Scott L D
Division of Gastroenterology, University of Texas Medical School, Houston.
Gastroenterol Clin North Am. 1992 Dec;21(4):803-15.
Controversy exists over whether pregnancy is a risk factor for gallstone formation; however, changes in hepatobiliary function do occur during pregnancy to create a lithogenic environment; these changes include gallbladder stasis and secretion of bile with increased amounts of cholesterol and decreased amounts of chenodeoxycholic acid. In women with existing gallstones, pregnancy may bring out symptoms, including pain and even acute cholecystitis. This may be more common during the postpartum period than during pregnancy itself; however, the overall occurrence of symptomatic biliary disease in association with pregnancy is low. The effects of pregnancy, if any, on pancreatic exocrine function are undefined. Acute pancreatitis can occur during pregnancy but does not appear to do so with either increased or, alternatively, decreased frequency. The concept of pancreatitis caused by pregnancy per se is not valid, although in susceptible women with lipid disorders, hypertriglyceridemia can occur and serve as an etiologic factor. Gallstones are a common cause of pancreatitis, but in contrast to nonpregnant women, alcohol is unusual as a cause. Although the presentation of both acute cholecystitis and acute pancreatitis may be similar to that in the nonpregnant state, the differential diagnosis of both these disorders is expanded because of unique pregnancy-related conditions and the shift of abdominal viscera by the enlarging uterus. The diagnosis is clinical and supported with conventional laboratory studies and ultrasound; management is supportive and in most patients successful. Cholecystectomy is seldom necessary during pregnancy, either for acute cholecystitis or gallstone pancreatitis, but can be safely performed if necessary after the first trimester. Endoscopic papillotomy and stone removal for choledocholithiasis are possible during pregnancy and may be the treatment of choice for this unusual condition. Specific enteral or parenteral nutrition may be necessary in women with pancreatitis associated with hypertriglyceridemia.

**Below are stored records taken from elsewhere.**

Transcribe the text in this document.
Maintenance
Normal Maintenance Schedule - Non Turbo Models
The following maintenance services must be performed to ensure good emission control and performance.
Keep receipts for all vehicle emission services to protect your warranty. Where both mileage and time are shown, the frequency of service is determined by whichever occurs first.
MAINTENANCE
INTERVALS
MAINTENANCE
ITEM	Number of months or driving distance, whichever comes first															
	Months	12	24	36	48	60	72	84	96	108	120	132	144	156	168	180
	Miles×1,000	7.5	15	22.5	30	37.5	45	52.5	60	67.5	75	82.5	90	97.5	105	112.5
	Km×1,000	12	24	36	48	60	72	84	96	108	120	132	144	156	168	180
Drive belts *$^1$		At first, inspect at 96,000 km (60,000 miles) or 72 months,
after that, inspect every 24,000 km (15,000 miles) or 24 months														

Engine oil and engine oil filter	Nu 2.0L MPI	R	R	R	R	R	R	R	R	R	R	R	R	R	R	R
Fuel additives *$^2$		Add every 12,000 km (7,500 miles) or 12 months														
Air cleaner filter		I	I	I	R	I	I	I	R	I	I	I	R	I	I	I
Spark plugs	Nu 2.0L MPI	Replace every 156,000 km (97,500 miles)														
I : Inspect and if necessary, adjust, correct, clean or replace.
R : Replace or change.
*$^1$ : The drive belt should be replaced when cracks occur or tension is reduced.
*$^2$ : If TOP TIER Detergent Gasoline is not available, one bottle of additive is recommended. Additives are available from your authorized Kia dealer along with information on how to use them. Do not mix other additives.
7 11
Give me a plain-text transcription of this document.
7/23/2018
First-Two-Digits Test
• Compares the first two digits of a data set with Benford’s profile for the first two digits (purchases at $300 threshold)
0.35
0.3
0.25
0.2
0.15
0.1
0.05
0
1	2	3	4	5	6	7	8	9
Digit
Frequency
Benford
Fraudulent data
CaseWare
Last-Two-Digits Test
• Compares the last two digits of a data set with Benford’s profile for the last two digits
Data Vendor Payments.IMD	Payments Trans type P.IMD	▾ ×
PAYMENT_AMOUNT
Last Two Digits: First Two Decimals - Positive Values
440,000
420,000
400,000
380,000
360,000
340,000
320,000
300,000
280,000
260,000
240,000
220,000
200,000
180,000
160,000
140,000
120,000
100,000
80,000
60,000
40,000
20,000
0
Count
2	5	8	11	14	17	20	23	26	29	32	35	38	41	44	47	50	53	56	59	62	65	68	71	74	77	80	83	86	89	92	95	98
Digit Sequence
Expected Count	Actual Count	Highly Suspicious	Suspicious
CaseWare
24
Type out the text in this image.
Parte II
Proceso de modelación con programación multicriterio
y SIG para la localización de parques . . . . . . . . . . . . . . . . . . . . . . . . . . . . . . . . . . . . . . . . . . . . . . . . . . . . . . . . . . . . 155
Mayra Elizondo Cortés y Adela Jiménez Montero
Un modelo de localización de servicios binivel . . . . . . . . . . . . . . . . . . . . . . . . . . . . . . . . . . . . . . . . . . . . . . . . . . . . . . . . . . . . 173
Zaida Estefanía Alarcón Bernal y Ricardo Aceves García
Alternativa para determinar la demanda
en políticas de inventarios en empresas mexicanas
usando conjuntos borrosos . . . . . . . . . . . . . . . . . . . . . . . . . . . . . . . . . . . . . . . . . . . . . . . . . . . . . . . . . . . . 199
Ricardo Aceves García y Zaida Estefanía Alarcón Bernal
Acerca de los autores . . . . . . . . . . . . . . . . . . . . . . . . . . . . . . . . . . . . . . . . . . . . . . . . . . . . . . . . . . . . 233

关于妊娠是否为胆结石形成的危险因素存在争议;然而,妊娠期间肝胆功能确实会发生变化,从而形成致石环境;这些变化包括胆囊淤滞以及胆汁分泌中胆固醇含量增加和鹅去氧胆酸含量减少。对于已有胆结石的女性,妊娠可能引发症状,包括疼痛甚至急性胆囊炎。这在产后阶段可能比妊娠期间更为常见;然而,与妊娠相关的有症状胆道疾病的总体发生率较低。妊娠对胰腺外分泌功能(若有影响)尚不明确。急性胰腺炎可在妊娠期间发生,但发生率似乎并未增加或减少。妊娠本身导致胰腺炎的概念并不成立,尽管在患有脂质紊乱的易感女性中,可能会出现高甘油三酯血症并成为病因。胆结石是胰腺炎的常见病因,但与非妊娠女性不同,酒精很少作为病因。尽管急性胆囊炎和急性胰腺炎的表现可能与非妊娠状态相似,但由于与妊娠相关的独特情况以及增大的子宫导致腹腔脏器移位,这两种疾病的鉴别诊断范围扩大。诊断依靠临床症状,并通过传统实验室检查和超声检查来支持;治疗以支持治疗为主,大多数患者治疗成功。对于急性胆囊炎或胆结石性胰腺炎,妊娠期间很少需要进行胆囊切除术,但如果有必要,在孕早期过后可以安全地进行。妊娠期间可行内镜乳头切开术和胆总管结石取出术,这可能是这种特殊情况的首选治疗方法。对于伴有高甘油三酯血症的胰腺炎女性,可能需要特定的肠内或肠外营养支持。